The boot cannot have any padding or linings. In the early 90s, Natick added a padded collar to the jungle boot and changed the color to black. The padding would eventually absorb water if you spent any time in a tropical environment. The black color was for uniformity more than camouflage. At least the leather remained smooth, full grain out leather. The current use of rough out leather can be problematic for use in hot-wet environments. That’s a lesson we learned in the Pacific during WWII. Another concern is that companies are going to want to add some form of cushioned midsole for comfort. Please don’t. It will absorb water. Speaking of midsoles, I see no requirement for a counter to ‘punji stakes’. This form of booby trap is a staple of jungle warfare. We learned this lesson in Viet Nam.
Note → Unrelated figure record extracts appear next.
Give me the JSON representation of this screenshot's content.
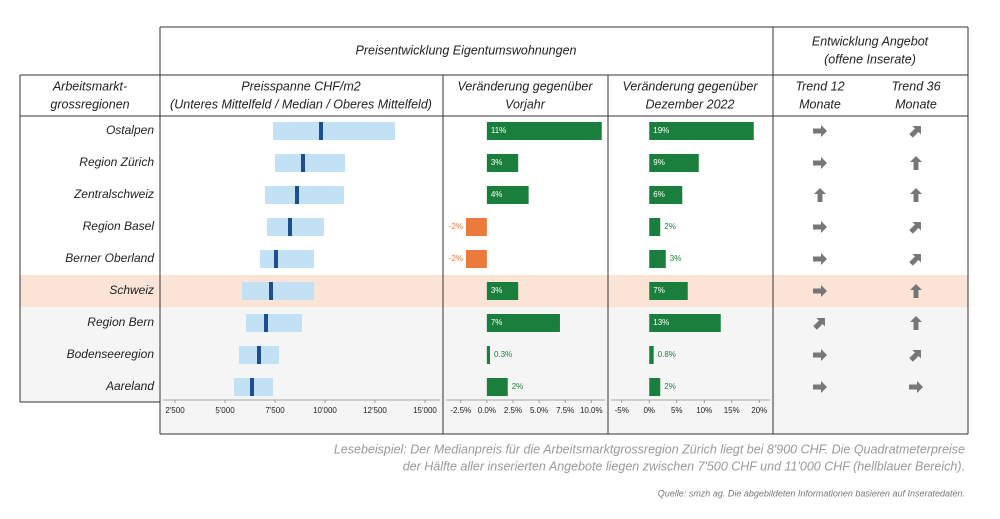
{
  "header": {
    "group_title": "Preisentwicklung Eigentumswohnungen",
    "supply_title": [
      "Entwicklung Angebot",
      "(offene Inserate)"
    ]
  },
  "columns": {
    "region": [
      "Arbeitsmarkt-",
      "grossregionen"
    ],
    "range": [
      "Preisspanne CHF/m2",
      "(Unteres Mittelfeld / Median / Oberes Mittelfeld)"
    ],
    "yoy": [
      "Veränderung gegenüber",
      "Vorjahr"
    ],
    "dec": [
      "Veränderung gegenüber",
      "Dezember 2022"
    ],
    "trend12": [
      "Trend 12",
      "Monate"
    ],
    "trend36": [
      "Trend 36",
      "Monate"
    ]
  },
  "chart_data": [
    {
      "type": "range",
      "categories": [
        "Ostalpen",
        "Region Zürich",
        "Zentralschweiz",
        "Region Basel",
        "Berner Oberland",
        "Schweiz",
        "Region Bern",
        "Bodenseeregion",
        "Aareland"
      ],
      "low": [
        7400,
        7500,
        7000,
        7100,
        6750,
        5850,
        6050,
        5700,
        5450
      ],
      "median": [
        9800,
        8900,
        8600,
        8250,
        7550,
        7300,
        7050,
        6700,
        6350
      ],
      "high": [
        13500,
        11000,
        10950,
        9950,
        9450,
        9450,
        8850,
        7700,
        7400
      ],
      "range_color": "#c2e1f5",
      "median_color": "#1f4e8c",
      "xlim": [
        1750,
        15900
      ],
      "xticks": [
        {
          "value": 2500,
          "label": "2'500"
        },
        {
          "value": 5000,
          "label": "5'000"
        },
        {
          "value": 7500,
          "label": "7'500"
        },
        {
          "value": 10000,
          "label": "10'000"
        },
        {
          "value": 12500,
          "label": "12'500"
        },
        {
          "value": 15000,
          "label": "15'000"
        }
      ]
    },
    {
      "type": "bar",
      "values": [
        11,
        3,
        4,
        -2,
        -2,
        3,
        7,
        0.3,
        2
      ],
      "value_labels": [
        "11%",
        "3%",
        "4%",
        "-2%",
        "-2%",
        "3%",
        "7%",
        "0.3%",
        "2%"
      ],
      "color": "#1a7f3c",
      "negative_color": "#ec7a3a",
      "xlim": [
        -4.2,
        11.6
      ],
      "xticks": [
        {
          "value": -2.5,
          "label": "-2.5%"
        },
        {
          "value": 0,
          "label": "0.0%"
        },
        {
          "value": 2.5,
          "label": "2.5%"
        },
        {
          "value": 5,
          "label": "5.0%"
        },
        {
          "value": 7.5,
          "label": "7.5%"
        },
        {
          "value": 10,
          "label": "10.0%"
        }
      ]
    },
    {
      "type": "bar",
      "values": [
        19,
        9,
        6,
        2,
        3,
        7,
        13,
        0.8,
        2
      ],
      "value_labels": [
        "19%",
        "9%",
        "6%",
        "2%",
        "3%",
        "7%",
        "13%",
        "0.8%",
        "2%"
      ],
      "color": "#1a7f3c",
      "negative_color": "#ec7a3a",
      "xlim": [
        -7.5,
        22.5
      ],
      "xticks": [
        {
          "value": -5,
          "label": "-5%"
        },
        {
          "value": 0,
          "label": "0%"
        },
        {
          "value": 5,
          "label": "5%"
        },
        {
          "value": 10,
          "label": "10%"
        },
        {
          "value": 15,
          "label": "15%"
        },
        {
          "value": 20,
          "label": "20%"
        }
      ]
    }
  ],
  "notes": [
    "Lesebeispiel: Der Medianpreis für die Arbeitsmarktgrossregion Zürich liegt bei 8'900 CHF. Die Quadratmeterpreise",
    "der Hälfte aller inserierten Angebote liegen zwischen 7'500 CHF und 11'000 CHF (hellblauer Bereich)."
  ],
  "source": "Quelle: smzh ag. Die abgebildeten Informationen basieren auf Inseratedaten."
}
Instead of a midsole, the Army issued a Saran mesh insole insert with the jungle boot that provided cushion and helped keep the Soldier’s foot from directly sitting on the footbed in order to help keep the feet dry and increase ventilation. This is absolutely critical in the jungle. Finally, while the requirement is great concerning the capability of the sole, thus far, no one has shown superior performance to the Panama sole created during the Viet Nam specifically to improve traction and shed the mud that builds up in more traditional lug patterns. I for one, am hoping that Altama will offer up their traditional 1960s issue Green Jungle Boot with Panama tread to see how it performs against newer designs.
I’m glad to see that SEP has been reenergized and I’m also happy to see that the Army is seriously looking at jungle equipment. But, I suggest they crack the books and look at what worked in the past and see what might be readopted or adapted.